The Peculiar Case of Iron Bitchface
Oh, Iron Bitchface, how I love to hate thee...
I had a review in yesterday's issue of The Record of the new album by Iron Bitchface, Kitchener's resident noise-rock offenders (you can read the review here). The gist of the review was this: the best thing about the album, titled Kitten Apocalypse, is that it's mercifully only seven minutes long.
If you've never heard Iron Bitchface -- and for your sake I pray that's the case -- their "music" can best be described as "not music at all." You know that wonky eeeeooooeeeeaaaa sound that old dial-up modems make? Imagine that, coupled with the sound of robots being tortured and a howler monkey trying to sing the theme from Carmina Burana, and you've got a rudimentary understanding of what Iron Bitchface sounds like.
The members of Iron Bitchface (essentially one guy, K-Rot, with a changing cadre of other "musicians") readily admit they don't rehearse and haven't got the faintest idea how to play their instruments.
But here's the thing: they have fans. People voluntarily listen to Iron Bitchface. The evidence: the band has released several albums, a live DVD, and they frequently tour Europe. No guff. Just the other day, after sending me a copy of Kitten Apocalypse, K-Rot e-mailed me from the Swiss Alps, one of many European tour stops. Lots of local indie bands start their tours at the Circus Room and end at the Starlight.
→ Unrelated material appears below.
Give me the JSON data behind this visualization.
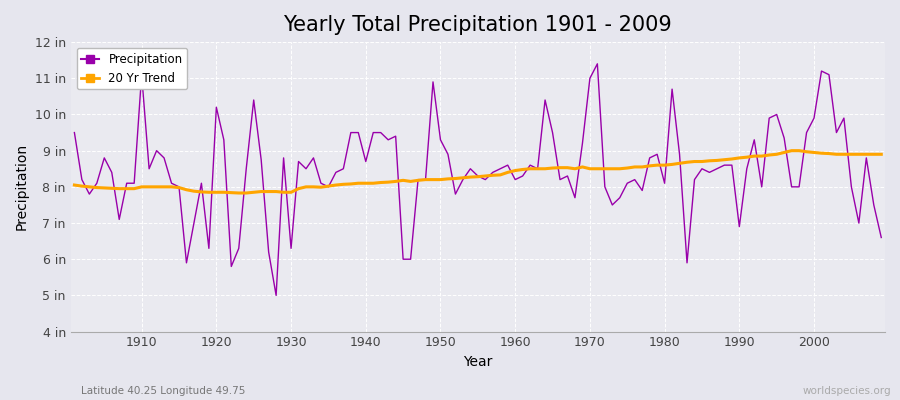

How does Iron Bitchface (whom I quoted confessing "We don't even try!" in a story I wrote about them last year) achieve even a modicum of success? Out of pity? Perhaps. But I think there's more to it: they are different and interesting, two qualities that are sorely missing in a lot of popular music.
On any given day, I would much rather listen to Iron Bitchface than, say, The Tragically Hip, a highly popular band that I find overplayed, overrated, and generally boring. I lived in a university dorm in the late 1990s, which means I was bombarded by Tragically Hip's brand of blah-rock from every angle.
I know it's considered a form of treason in Canada to express a dislike for the Hip, and that I shall probably be deported to Guantanamo Bay forthwith. But I'm trying to make a point: bands like Iron Bitchface deserve points for having the courage to be completely different. The represent the opposite extreme of music, counter-balancing for all the bland, interchangeable Top 40 drivel playing in doctors' waiting rooms everywhere. Great music resides somewhere between the two extremes.
So I'm not saying the music of Iron Bitchface is any good (because really, it's not), but at least the band is making the world a slightly more interesting and unusual place, one gawd-awful seven-minute album at a time.